/aho_corasick.ex

Aho-Corasick algorithm, implemented in Elixir using Erlang's :digraph for the graph structure

Primary LanguageElixir

AhoCorasick

Aho-Corasick is a cool algorithm. It is useful when you want to search for many things inside an input text all at once.

  • You start with your "dictionary" of terms you're searching for, and build a specialized graph structure representing those search terms (in linear time with the combined length of the dictionary terms).
  • Then you run it against your input text, and it will tell you where all of the search terms appeared (in linear time with the length of the input text plus the combined lengths of any matches found).

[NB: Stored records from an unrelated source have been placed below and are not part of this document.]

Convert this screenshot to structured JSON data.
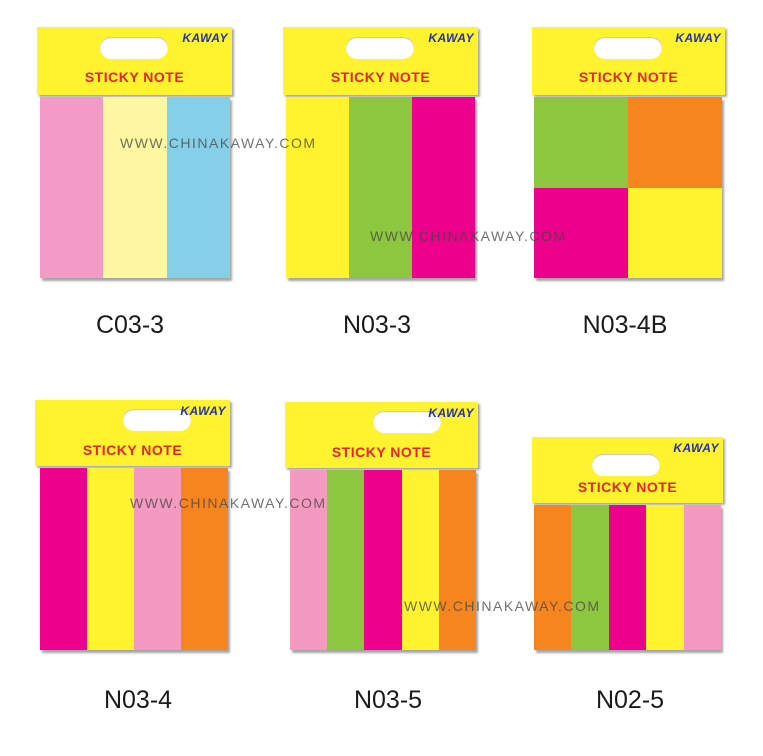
{
  "products": [
    {
      "brand": "KAWAY",
      "title": "STICKY NOTE",
      "label": "C03-3",
      "layout": "strips",
      "colors": [
        "#f19bc6",
        "#fdf7a1",
        "#86cfe9"
      ]
    },
    {
      "brand": "KAWAY",
      "title": "STICKY NOTE",
      "label": "N03-3",
      "layout": "strips",
      "colors": [
        "#fff22e",
        "#8dc63f",
        "#ec008c"
      ]
    },
    {
      "brand": "KAWAY",
      "title": "STICKY NOTE",
      "label": "N03-4B",
      "layout": "grid",
      "colors": [
        "#8dc63f",
        "#f7851f",
        "#ec008c",
        "#fff22e"
      ]
    },
    {
      "brand": "KAWAY",
      "title": "STICKY NOTE",
      "label": "N03-4",
      "layout": "strips",
      "colors": [
        "#ec008c",
        "#fff22e",
        "#f49ac1",
        "#f7851f"
      ]
    },
    {
      "brand": "KAWAY",
      "title": "STICKY NOTE",
      "label": "N03-5",
      "layout": "strips",
      "colors": [
        "#f49ac1",
        "#8dc63f",
        "#ec008c",
        "#fff22e",
        "#f7851f"
      ]
    },
    {
      "brand": "KAWAY",
      "title": "STICKY NOTE",
      "label": "N02-5",
      "layout": "strips",
      "colors": [
        "#f7851f",
        "#8dc63f",
        "#ec008c",
        "#fff22e",
        "#f49ac1"
      ]
    }
  ],
  "watermark": "WWW.CHINAKAWAY.COM"
}
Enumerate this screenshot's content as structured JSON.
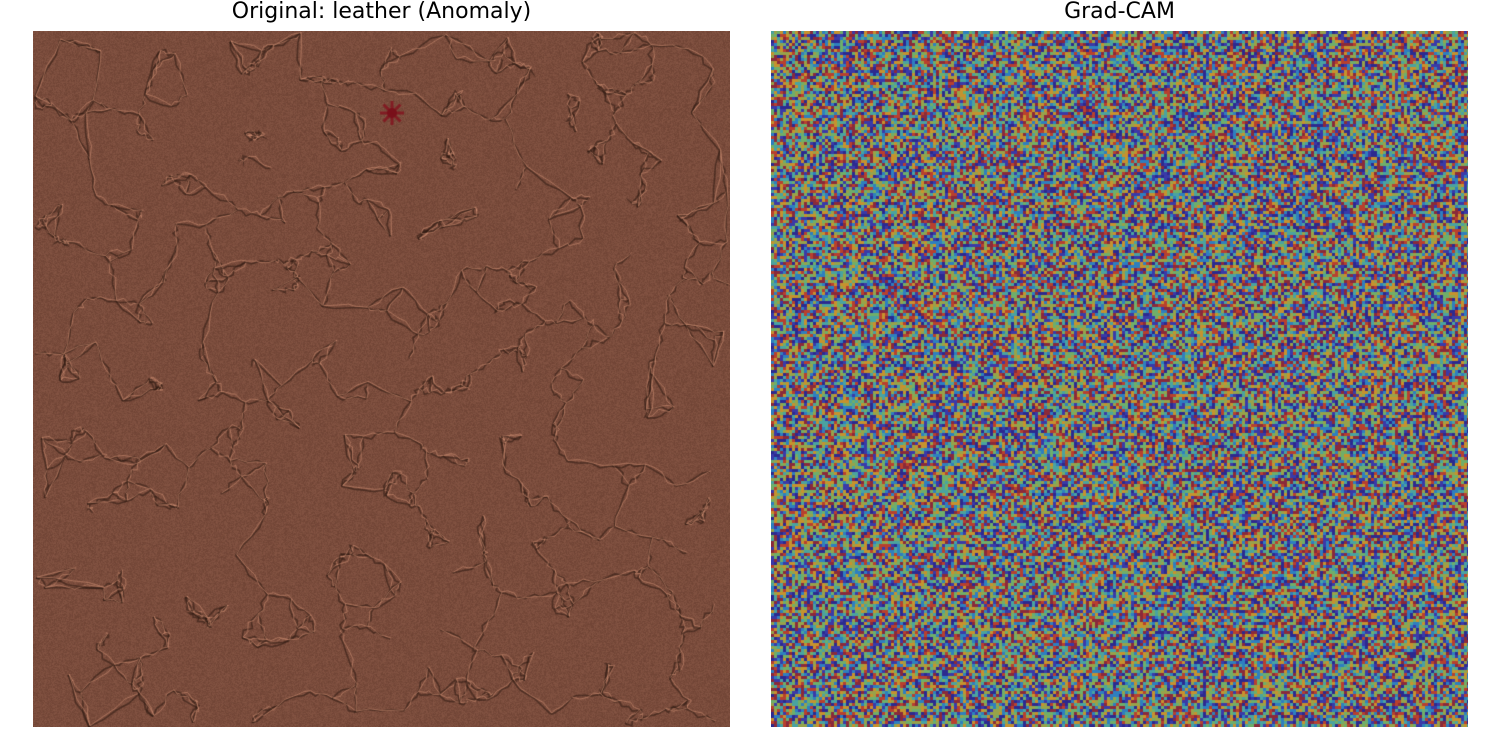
{
  "panels": {
    "left": {
      "title": "Original: leather (Anomaly)",
      "image_description_icon": "leather-texture-image",
      "base_color": "#7a4c3c"
    },
    "right": {
      "title": "Grad-CAM",
      "image_description_icon": "gradcam-heatmap-image",
      "palette": [
        "#2c2a8f",
        "#3a3aa8",
        "#2e7fbf",
        "#4aa3a0",
        "#6fae6a",
        "#98a24a",
        "#c6922e",
        "#b8402e",
        "#8a2a3a"
      ]
    }
  }
}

For more, see: https://en.wikipedia.org/wiki/Aho%E2%80%93Corasick_algorithm

How to use this library

graph = AhoCorasick.new(["my", "dictionary", "terms"])

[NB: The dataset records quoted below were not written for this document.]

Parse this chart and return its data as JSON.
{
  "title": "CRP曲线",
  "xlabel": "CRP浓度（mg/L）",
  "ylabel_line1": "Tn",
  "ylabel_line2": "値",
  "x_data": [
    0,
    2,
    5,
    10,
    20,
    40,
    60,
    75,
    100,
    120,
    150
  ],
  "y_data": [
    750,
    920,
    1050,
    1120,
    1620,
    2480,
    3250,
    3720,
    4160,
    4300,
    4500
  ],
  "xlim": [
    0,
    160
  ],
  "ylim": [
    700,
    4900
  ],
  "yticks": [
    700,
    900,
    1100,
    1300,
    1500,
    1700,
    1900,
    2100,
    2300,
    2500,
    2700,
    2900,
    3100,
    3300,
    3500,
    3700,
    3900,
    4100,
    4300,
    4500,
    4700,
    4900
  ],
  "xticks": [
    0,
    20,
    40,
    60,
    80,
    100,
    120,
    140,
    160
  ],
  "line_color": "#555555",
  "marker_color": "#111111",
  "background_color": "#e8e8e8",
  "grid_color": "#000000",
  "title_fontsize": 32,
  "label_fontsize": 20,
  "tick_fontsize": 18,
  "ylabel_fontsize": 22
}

results = AhoCorasick.search(graph, "I wonder if any of the terms from my dictionary appear in this text, and if so, where?")

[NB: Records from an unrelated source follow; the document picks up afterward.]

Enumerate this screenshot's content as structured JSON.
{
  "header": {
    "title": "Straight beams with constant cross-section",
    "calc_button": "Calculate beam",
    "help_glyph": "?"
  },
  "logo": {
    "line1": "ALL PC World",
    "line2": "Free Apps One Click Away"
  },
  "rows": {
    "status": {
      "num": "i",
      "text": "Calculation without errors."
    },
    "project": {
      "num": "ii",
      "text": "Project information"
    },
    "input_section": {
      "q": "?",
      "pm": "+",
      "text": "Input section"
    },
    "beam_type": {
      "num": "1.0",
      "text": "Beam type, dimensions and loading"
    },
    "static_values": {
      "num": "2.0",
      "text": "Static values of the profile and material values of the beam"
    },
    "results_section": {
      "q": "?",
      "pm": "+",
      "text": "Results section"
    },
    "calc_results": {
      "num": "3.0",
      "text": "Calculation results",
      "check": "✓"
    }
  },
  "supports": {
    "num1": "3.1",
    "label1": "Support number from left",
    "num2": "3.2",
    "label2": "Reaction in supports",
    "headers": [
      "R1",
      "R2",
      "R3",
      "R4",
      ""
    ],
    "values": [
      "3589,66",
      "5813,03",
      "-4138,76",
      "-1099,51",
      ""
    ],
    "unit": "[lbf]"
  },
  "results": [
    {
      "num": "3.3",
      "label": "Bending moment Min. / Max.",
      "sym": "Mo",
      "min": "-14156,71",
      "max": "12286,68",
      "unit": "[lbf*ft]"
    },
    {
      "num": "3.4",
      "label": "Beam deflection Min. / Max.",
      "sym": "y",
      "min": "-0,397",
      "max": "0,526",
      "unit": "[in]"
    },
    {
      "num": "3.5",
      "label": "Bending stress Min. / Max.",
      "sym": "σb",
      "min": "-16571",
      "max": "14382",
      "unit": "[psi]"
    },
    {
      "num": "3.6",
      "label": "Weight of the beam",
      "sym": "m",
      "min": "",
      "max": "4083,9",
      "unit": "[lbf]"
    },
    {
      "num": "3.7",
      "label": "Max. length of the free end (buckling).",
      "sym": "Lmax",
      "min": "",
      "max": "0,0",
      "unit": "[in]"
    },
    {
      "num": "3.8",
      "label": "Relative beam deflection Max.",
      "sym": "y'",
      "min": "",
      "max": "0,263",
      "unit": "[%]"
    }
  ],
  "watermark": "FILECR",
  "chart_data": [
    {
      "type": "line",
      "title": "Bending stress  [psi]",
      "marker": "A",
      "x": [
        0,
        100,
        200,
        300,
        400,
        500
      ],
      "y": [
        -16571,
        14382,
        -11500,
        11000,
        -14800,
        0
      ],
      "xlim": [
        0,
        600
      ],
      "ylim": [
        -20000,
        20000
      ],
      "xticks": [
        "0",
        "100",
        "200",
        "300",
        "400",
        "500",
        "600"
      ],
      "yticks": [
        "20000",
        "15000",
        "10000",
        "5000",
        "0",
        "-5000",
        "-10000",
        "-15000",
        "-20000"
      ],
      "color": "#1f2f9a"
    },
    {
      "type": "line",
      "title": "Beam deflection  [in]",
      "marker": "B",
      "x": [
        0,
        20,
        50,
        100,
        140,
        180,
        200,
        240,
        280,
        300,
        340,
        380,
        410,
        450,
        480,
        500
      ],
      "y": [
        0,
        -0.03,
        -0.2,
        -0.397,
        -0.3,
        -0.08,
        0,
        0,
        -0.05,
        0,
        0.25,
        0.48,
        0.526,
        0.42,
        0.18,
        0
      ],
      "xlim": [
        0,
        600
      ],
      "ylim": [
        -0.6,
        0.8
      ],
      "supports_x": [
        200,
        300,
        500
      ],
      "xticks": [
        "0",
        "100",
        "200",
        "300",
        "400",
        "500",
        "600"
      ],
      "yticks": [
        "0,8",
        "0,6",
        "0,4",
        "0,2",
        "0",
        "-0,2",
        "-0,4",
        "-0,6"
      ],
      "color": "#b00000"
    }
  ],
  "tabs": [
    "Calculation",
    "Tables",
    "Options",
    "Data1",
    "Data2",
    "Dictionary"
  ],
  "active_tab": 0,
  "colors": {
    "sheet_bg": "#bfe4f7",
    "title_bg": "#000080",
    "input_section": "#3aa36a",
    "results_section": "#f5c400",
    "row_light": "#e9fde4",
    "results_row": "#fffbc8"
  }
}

=> #MapSet<[{"dictionary", 37, 10}, {"my", 34, 2}, {"terms", 23, 5}]>

How to understand the results

The result set contains tuple elements in the following format:

{term_found, start_position, run_length}

Motivation

  • I think this is a cool algorithm and I have used it professionally (in Java code). I used it for searching for open source license text within source code files.
  • I wanted to write some Elixir code and thought this would be a fun challenge. It was.

Caveats

This is the first non-trivial thing I've written in Elixir. I'm not sure if I'm following style conventions, etc. I think it's a little weird that I used Erlang's :digraph to implement this. That means the graph structure is not immutable, it's stored in ETS. However, that did make for an interesting adventure into working with a native Erlang library within Elixir, as well as bridging the gap between functional code and imperative/mutable code.